Après les élections régionales de Saxe-Anhalt où l’AfD a atteint un résultat historique avec 43,8 % des voix — mais reste à trois sièges du seuil de gouvernance —, sa coprésidente Alice Weidel a lancé une demande de recomptage. Elle accuse des « écarts statistiques considérables » dans le système de vote par courrier, qui est utilisé par moins de 30 % des électeurs en Allemagne contre près de 95 % en Suisse.
Le dossier révèle que ce mode de vote comporte des failles techniques et organisationnelles critiques. Un entretien réalisé en octobre 2020 par François de Siebenthal, décédé en 2024, met en lumière des vulnérabilités : les enveloppes peuvent être ouvertes avant le scrutin pour accélérer le dépouillement, les scellés des urnes sont souvent frauduleux, et les cartes de vote permettent temporairement l’identification des électeurs.
Des cas historiques confirment cette fragilité. En France, la loi du 31 décembre 1975 a supprimé le vote par courrier après des fraude répétées en Corse (22 % des électeurs contre 1,6 % dans le reste du pays). Aux États-Unis, une fraude massive a été détectée en 2018 dans la 9e circonscription du Congrès. En Suisse, des affaires comme celle de Brigue (2017) ont conduit à des condamnations pour falsification de bulletins.

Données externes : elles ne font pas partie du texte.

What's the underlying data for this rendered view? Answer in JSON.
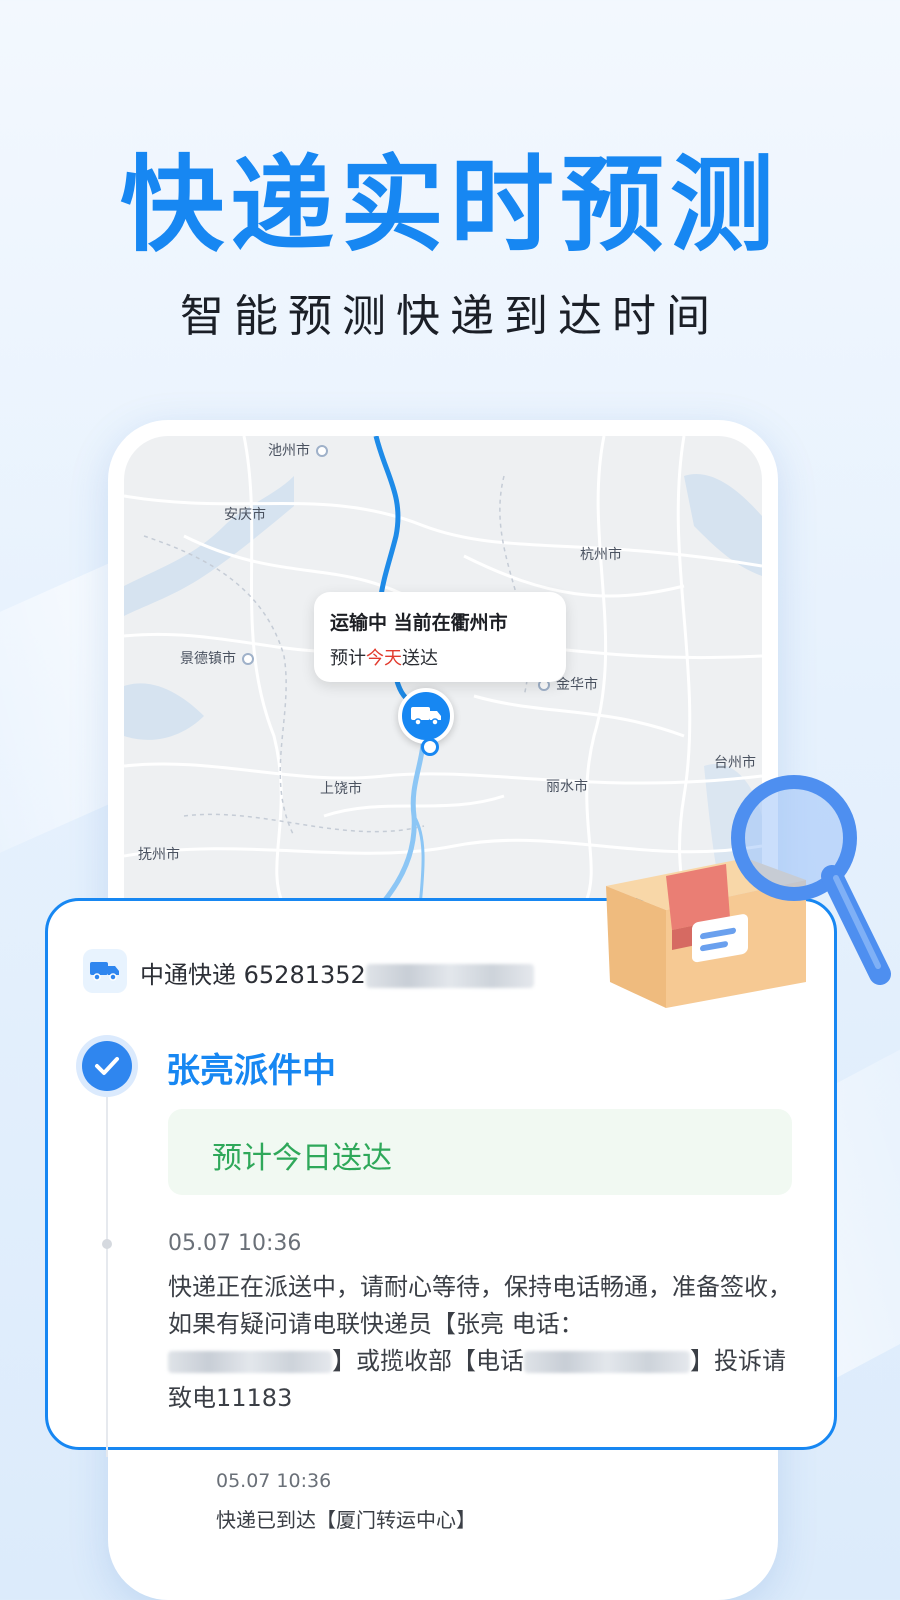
{
  "hero": {
    "title": "快递实时预测",
    "subtitle": "智能预测快递到达时间"
  },
  "map": {
    "cities": [
      {
        "name": "池州市"
      },
      {
        "name": "安庆市"
      },
      {
        "name": "杭州市"
      },
      {
        "name": "景德镇市"
      },
      {
        "name": "金华市"
      },
      {
        "name": "台州市"
      },
      {
        "name": "上饶市"
      },
      {
        "name": "丽水市"
      },
      {
        "name": "抚州市"
      }
    ],
    "status_bubble": {
      "line1": "运输中 当前在衢州市",
      "line2_prefix": "预计",
      "line2_highlight": "今天",
      "line2_suffix": "送达"
    }
  },
  "tracking": {
    "carrier": "中通快递",
    "tracking_number_visible": "65281352",
    "status_title": "张亮派件中",
    "eta": "预计今日送达",
    "events": [
      {
        "time": "05.07 10:36",
        "desc_part1": "快递正在派送中，请耐心等待，保持电话畅通，准备签收，如果有疑问请电联快递员【张亮 电话：",
        "desc_part2": "】或揽收部【电话",
        "desc_part3": "】投诉请致电11183"
      },
      {
        "time": "05.07 10:36",
        "desc": "快递已到达【厦门转运中心】"
      }
    ]
  },
  "colors": {
    "brand_blue": "#1787f2",
    "eta_green": "#2fa85a",
    "highlight_red": "#e23b2e",
    "route_blue": "#2a8ee8"
  },
  "icons": [
    "truck-icon",
    "check-icon",
    "package-box-icon",
    "magnifier-icon",
    "location-pin-icon"
  ]
}
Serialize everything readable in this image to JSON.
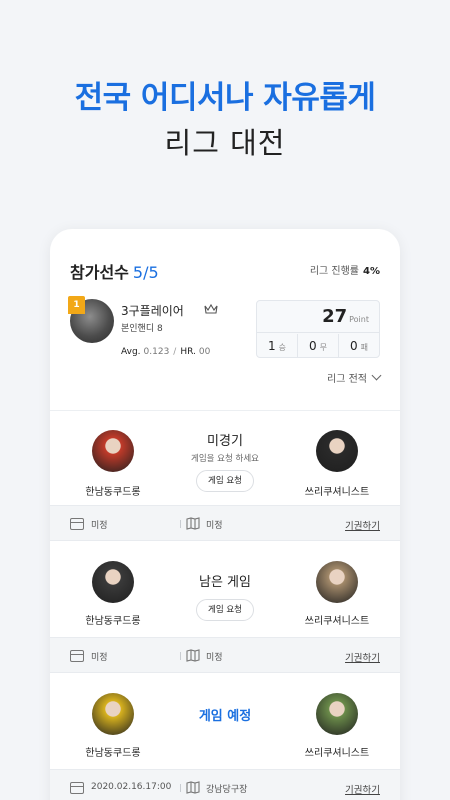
{
  "hero": {
    "line1": "전국 어디서나 자유롭게",
    "line2": "리그 대전"
  },
  "header": {
    "title": "참가선수",
    "count": "5/5",
    "progress_label": "리그 진행률",
    "progress_value": "4%"
  },
  "me": {
    "rank": "1",
    "name": "3구플레이어",
    "handicap": "본인핸디 8",
    "avg_label": "Avg.",
    "avg_value": "0.123",
    "hr_label": "HR.",
    "hr_value": "00",
    "points": "27",
    "points_unit": "Point",
    "wins": "1",
    "wins_unit": "승",
    "draws": "0",
    "draws_unit": "무",
    "losses": "0",
    "losses_unit": "패"
  },
  "record_link": "리그 전적",
  "matches": [
    {
      "left_name": "한남동쿠드롱",
      "right_name": "쓰리쿠셔니스트",
      "title": "미경기",
      "subtitle": "게임을 요청 하세요",
      "button": "게임 요청",
      "date": "미정",
      "place": "미정",
      "forfeit": "기권하기",
      "left_avatar_color": "#c23b2a",
      "right_avatar_color": "#2a2a2a"
    },
    {
      "left_name": "한남동쿠드롱",
      "right_name": "쓰리쿠셔니스트",
      "title": "남은 게임",
      "button": "게임 요청",
      "date": "미정",
      "place": "미정",
      "forfeit": "기권하기",
      "left_avatar_color": "#3a3a3a",
      "right_avatar_color": "#a38a6a"
    },
    {
      "left_name": "한남동쿠드롱",
      "right_name": "쓰리쿠셔니스트",
      "title": "게임 예정",
      "date": "2020.02.16.17:00",
      "place": "강남당구장",
      "forfeit": "기권하기",
      "left_avatar_color": "#d8b21e",
      "right_avatar_color": "#6b8c4a"
    }
  ],
  "colors": {
    "accent": "#1a6fe0",
    "badge": "#f2a818"
  }
}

Les autorités allemandes ne peuvent pas nier les risques, mais aucune preuve concrète de fraude n’a été démontrée dans le cas d’Alice Weidel. Les enquêtes menées par la justice ont montré que les erreurs liées au vote par courrier étaient souvent dues à des mécanismes logistiques ou aux règles d’utilisation, sans manipulation intentionnelle.

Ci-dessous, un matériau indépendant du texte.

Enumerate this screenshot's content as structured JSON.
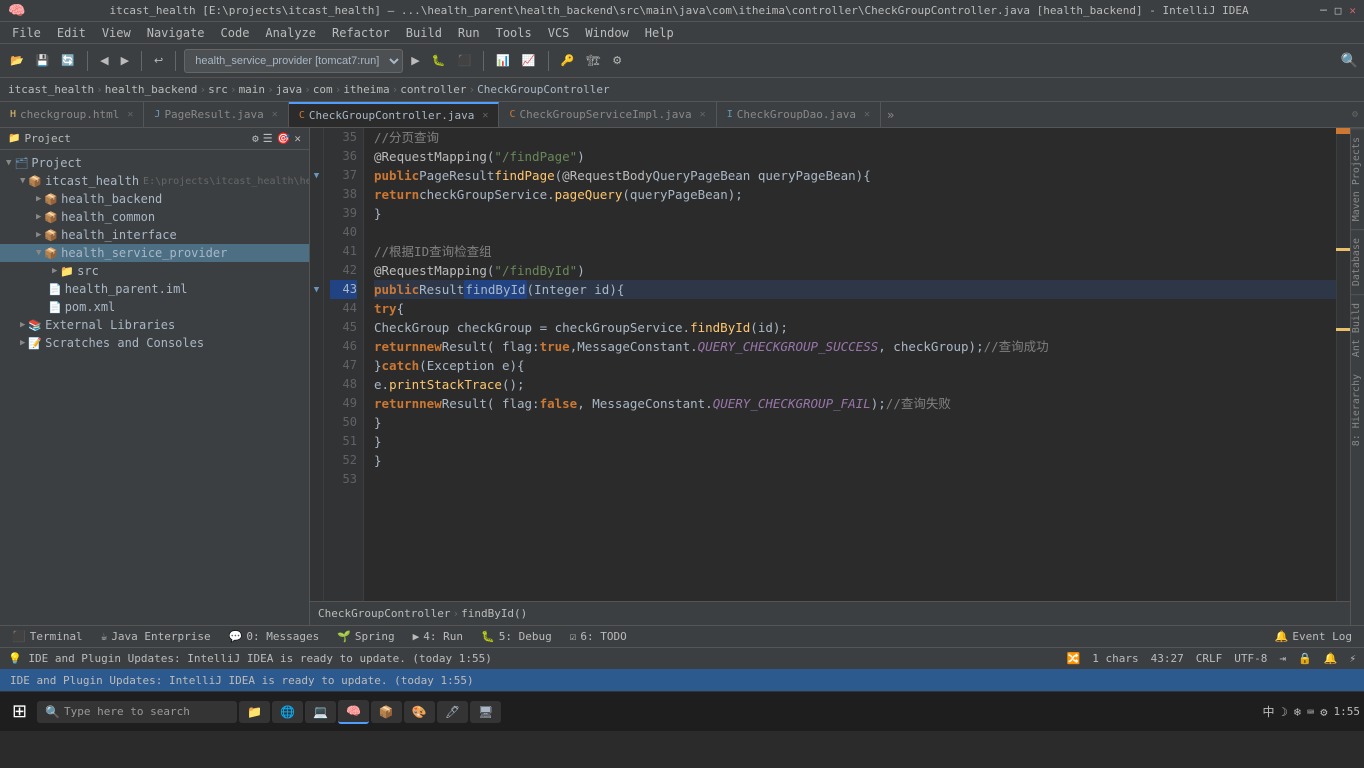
{
  "window": {
    "title": "itcast_health [E:\\projects\\itcast_health] – ...\\health_parent\\health_backend\\src\\main\\java\\com\\itheima\\controller\\CheckGroupController.java [health_backend] - IntelliJ IDEA"
  },
  "menuBar": {
    "items": [
      "File",
      "Edit",
      "View",
      "Navigate",
      "Code",
      "Analyze",
      "Refactor",
      "Build",
      "Run",
      "Tools",
      "VCS",
      "Window",
      "Help"
    ]
  },
  "toolbar": {
    "runConfig": "health_service_provider [tomcat7:run]",
    "searchPlaceholder": "Search"
  },
  "breadcrumb": {
    "items": [
      "itcast_health",
      "health_backend",
      "src",
      "main",
      "java",
      "com",
      "itheima",
      "controller",
      "CheckGroupController"
    ]
  },
  "tabs": [
    {
      "label": "checkgroup.html",
      "icon": "html",
      "active": false,
      "closable": true
    },
    {
      "label": "PageResult.java",
      "icon": "java",
      "active": false,
      "closable": true
    },
    {
      "label": "CheckGroupController.java",
      "icon": "java",
      "active": true,
      "closable": true
    },
    {
      "label": "CheckGroupServiceImpl.java",
      "icon": "java",
      "active": false,
      "closable": true
    },
    {
      "label": "CheckGroupDao.java",
      "icon": "java",
      "active": false,
      "closable": true
    }
  ],
  "sidebar": {
    "title": "Project",
    "tree": [
      {
        "indent": 0,
        "type": "project",
        "label": "Project",
        "expanded": true,
        "icon": "📁"
      },
      {
        "indent": 1,
        "type": "folder",
        "label": "itcast_health",
        "path": "E:\\projects\\itcast_health\\he",
        "expanded": true,
        "icon": "📁"
      },
      {
        "indent": 2,
        "type": "module",
        "label": "health_backend",
        "expanded": false,
        "icon": "📦"
      },
      {
        "indent": 2,
        "type": "module",
        "label": "health_common",
        "expanded": false,
        "icon": "📦"
      },
      {
        "indent": 2,
        "type": "module",
        "label": "health_interface",
        "expanded": false,
        "icon": "📦"
      },
      {
        "indent": 2,
        "type": "module",
        "label": "health_service_provider",
        "expanded": true,
        "icon": "📦",
        "selected": true
      },
      {
        "indent": 3,
        "type": "folder",
        "label": "src",
        "expanded": false,
        "icon": "📁"
      },
      {
        "indent": 2,
        "type": "file",
        "label": "health_parent.iml",
        "icon": "📄"
      },
      {
        "indent": 2,
        "type": "file",
        "label": "pom.xml",
        "icon": "📄"
      },
      {
        "indent": 1,
        "type": "folder",
        "label": "External Libraries",
        "expanded": false,
        "icon": "📚"
      },
      {
        "indent": 1,
        "type": "folder",
        "label": "Scratches and Consoles",
        "expanded": false,
        "icon": "📝"
      }
    ]
  },
  "code": {
    "lines": [
      {
        "num": 35,
        "content": "    //分页查询",
        "type": "comment"
      },
      {
        "num": 36,
        "content": "    @RequestMapping(\"/findPage\")",
        "type": "anno"
      },
      {
        "num": 37,
        "content": "    public PageResult findPage(@RequestBody QueryPageBean queryPageBean){",
        "type": "code"
      },
      {
        "num": 38,
        "content": "        return checkGroupService.pageQuery(queryPageBean);",
        "type": "code"
      },
      {
        "num": 39,
        "content": "    }",
        "type": "code"
      },
      {
        "num": 40,
        "content": "",
        "type": "empty"
      },
      {
        "num": 41,
        "content": "    //根据ID查询检查组",
        "type": "comment"
      },
      {
        "num": 42,
        "content": "    @RequestMapping(\"/findById\")",
        "type": "anno"
      },
      {
        "num": 43,
        "content": "    public Result findById(Integer id){",
        "type": "code",
        "highlight": true,
        "selected": "findById"
      },
      {
        "num": 44,
        "content": "        try{",
        "type": "code"
      },
      {
        "num": 45,
        "content": "            CheckGroup checkGroup = checkGroupService.findById(id);",
        "type": "code"
      },
      {
        "num": 46,
        "content": "            return new Result( flag: true,MessageConstant.QUERY_CHECKGROUP_SUCCESS, checkGroup); //查询成功",
        "type": "code"
      },
      {
        "num": 47,
        "content": "        }catch (Exception e){",
        "type": "code"
      },
      {
        "num": 48,
        "content": "            e.printStackTrace();",
        "type": "code"
      },
      {
        "num": 49,
        "content": "            return new Result( flag: false, MessageConstant.QUERY_CHECKGROUP_FAIL); //查询失败",
        "type": "code"
      },
      {
        "num": 50,
        "content": "        }",
        "type": "code"
      },
      {
        "num": 51,
        "content": "    }",
        "type": "code"
      },
      {
        "num": 52,
        "content": "}",
        "type": "code"
      },
      {
        "num": 53,
        "content": "",
        "type": "empty"
      }
    ]
  },
  "statusBar": {
    "message": "IDE and Plugin Updates: IntelliJ IDEA is ready to update. (today 1:55)",
    "chars": "1 chars",
    "position": "43:27",
    "lineEnding": "CRLF",
    "encoding": "UTF-8",
    "icons": [
      "🔔",
      "🔒"
    ]
  },
  "breadcrumbBottom": {
    "items": [
      "CheckGroupController",
      "findById()"
    ]
  },
  "bottomTabs": [
    {
      "label": "Terminal",
      "icon": "▶",
      "active": false
    },
    {
      "label": "Java Enterprise",
      "icon": "☕",
      "active": false
    },
    {
      "label": "0: Messages",
      "icon": "💬",
      "active": false
    },
    {
      "label": "Spring",
      "icon": "🌱",
      "active": false
    },
    {
      "label": "4: Run",
      "icon": "▶",
      "active": false
    },
    {
      "label": "5: Debug",
      "icon": "🐛",
      "active": false
    },
    {
      "label": "6: TODO",
      "icon": "✓",
      "active": false
    }
  ],
  "eventLog": {
    "label": "Event Log"
  },
  "rightPanels": [
    {
      "label": "Maven Projects"
    },
    {
      "label": "Database"
    },
    {
      "label": "Ant Build"
    },
    {
      "label": "8: Hierarchy"
    }
  ],
  "taskbar": {
    "startIcon": "⊞",
    "apps": [
      "🖥",
      "📁",
      "🌐",
      "💻",
      "🎯",
      "📦",
      "🎨",
      "🖊"
    ],
    "timeArea": "中 ☽ ❄ ⌨ ⚙"
  }
}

Le système de vote en Allemagne demeure plus sécurisé que celui de la Suisse, mais le défi persiste : l’augmentation du recours au vote par courrier, combinée à des risques techniques, menace la légitimité électorale. Sans réformes transparentes et techniques, ce système pourrait s’avérer vulnérable aux manipulations cachées, menaçant ainsi le fondement même de la démocratie locale.